Hours after receiving an envelope with $5,000 in cash, Williams took the mound for Game 5. With the score tied at zero in the sixth, Cincinnati pitcher Hod Eller lofted a fly to left center. Jackson and Felsch let it drop, Risberg booted the relay and Eller pulled into third. The Reds scored four times and went on to win 5-0.
Just one more loss to go, but then Sullivan failed to deliver promised money to Gandil, leaving the first baseman and Risberg waiting in a Cincinnati hotel room.
Suspecting a double-cross, the White Sox took action. Jackson, Felsch, Weaver and Gandil all come up with clutch hits. Kerr hung on after early trouble and Chicago won 5-4 in 10 innings. An angry Cicotte shut down the Reds in Game 7, scattering seven hits before a paid attendance of just 13,293, less than half Cincinnati’s normal capacity. The White Sox won 4-1.
The evening before Game 8, a man approached Williams in a Chicago hotel. The message: Don’t make it past the first. The left-hander, greeted by White Sox fans with a standing ovation, lasted 15 pitches. With one out, Jake Daubert singled, Heinie Groh singled, Roush doubled and Duncan singled. Williams, a curveball specialist, threw nothing but fastballs as Schalk shook with rage. It was all over.

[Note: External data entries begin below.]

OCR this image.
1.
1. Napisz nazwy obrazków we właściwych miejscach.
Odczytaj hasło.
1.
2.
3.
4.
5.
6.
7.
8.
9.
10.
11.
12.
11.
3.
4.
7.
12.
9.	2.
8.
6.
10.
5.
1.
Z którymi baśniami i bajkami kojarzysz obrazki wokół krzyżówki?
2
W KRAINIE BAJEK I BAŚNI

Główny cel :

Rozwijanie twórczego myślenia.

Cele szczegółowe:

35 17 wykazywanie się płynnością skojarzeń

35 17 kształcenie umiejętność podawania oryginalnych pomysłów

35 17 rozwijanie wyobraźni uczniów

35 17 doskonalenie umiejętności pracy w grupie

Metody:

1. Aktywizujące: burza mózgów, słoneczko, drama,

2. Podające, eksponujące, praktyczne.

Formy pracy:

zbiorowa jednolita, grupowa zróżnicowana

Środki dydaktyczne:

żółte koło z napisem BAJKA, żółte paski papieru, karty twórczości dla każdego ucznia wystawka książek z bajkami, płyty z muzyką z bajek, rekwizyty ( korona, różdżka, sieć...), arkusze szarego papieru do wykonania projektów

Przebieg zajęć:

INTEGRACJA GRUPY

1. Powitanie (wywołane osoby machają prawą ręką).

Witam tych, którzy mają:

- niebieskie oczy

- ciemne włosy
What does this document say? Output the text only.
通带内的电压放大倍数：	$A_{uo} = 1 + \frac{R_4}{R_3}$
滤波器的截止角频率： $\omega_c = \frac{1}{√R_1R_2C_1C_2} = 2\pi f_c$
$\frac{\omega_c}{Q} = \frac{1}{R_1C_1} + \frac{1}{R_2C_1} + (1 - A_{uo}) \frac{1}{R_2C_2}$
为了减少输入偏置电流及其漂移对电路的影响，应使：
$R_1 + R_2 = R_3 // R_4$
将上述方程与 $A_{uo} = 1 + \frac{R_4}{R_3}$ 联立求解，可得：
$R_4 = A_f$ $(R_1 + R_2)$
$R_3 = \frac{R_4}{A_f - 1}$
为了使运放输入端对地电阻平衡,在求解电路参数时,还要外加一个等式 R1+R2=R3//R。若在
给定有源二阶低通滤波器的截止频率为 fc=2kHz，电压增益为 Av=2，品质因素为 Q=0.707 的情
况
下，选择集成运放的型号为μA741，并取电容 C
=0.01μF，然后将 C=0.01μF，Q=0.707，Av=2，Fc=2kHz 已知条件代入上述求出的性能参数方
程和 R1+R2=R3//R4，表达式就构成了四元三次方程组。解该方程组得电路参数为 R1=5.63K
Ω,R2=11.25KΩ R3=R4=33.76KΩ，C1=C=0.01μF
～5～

What followed were rumors, denials, accusations and dismissals. The White Sox continued to throw games in 1920, with McMullin acting as point man. Reporters’ pleas for action were shot down by Garry Herrmann, chairman of the ruling National Commission and also Cincinnati’s owner.
After sharing headlines with Babe Ruth all summer, the story broke wide open. On Sept. 27, 1920, the Philadelphia North American reported that Games 1, 2 and 8 had been thrown and named Burns and Abe Attell as fixers. Cicotte and Jackson confessed to an Illinois grand jury. Comiskey, his team locked in a tight pennant race with Cleveland, reluctantly suspended the eight players. Panicky owners begged Landis, a federal judge in the District of Illinois, to accept the new position of commissioner.
“They were really terrified,” Asinof said. “This scandal was erupting and everybody knew it was true, not only the World Series but who knows how many games.
“They picked the strongest possible man. He had the style, the personality. He was tough as nails.”
In the summer of 1921, hours after an Illinois jury cleared the players of criminal charges, Landis announced they were gone for good.
” . . . Regardless of the verdict of juries, no player who throws a ballgame, no player that undertakes or promises to throw a ballgame, no player that sits in conference with a bunch of crooked players and gamblers where the ways and means of throwing a game are discussed and does not promptly tell his club about it, will ever play professional baseball!”
It was back to farms, gas stations and pool halls. Felsch returned to Milwaukee and raised a family. Gandil became a plumber in California. Risberg held jobs all over the country. Jackson and Weaver, who each played flawlessly in the Series, forever swore their innocence.
Kerr won 21 games in 1920 and 19 in 1921. The next winter he feuded with Comiskey over salary and instead played semipro. Landis suspended him; some of his opponents were former teammates.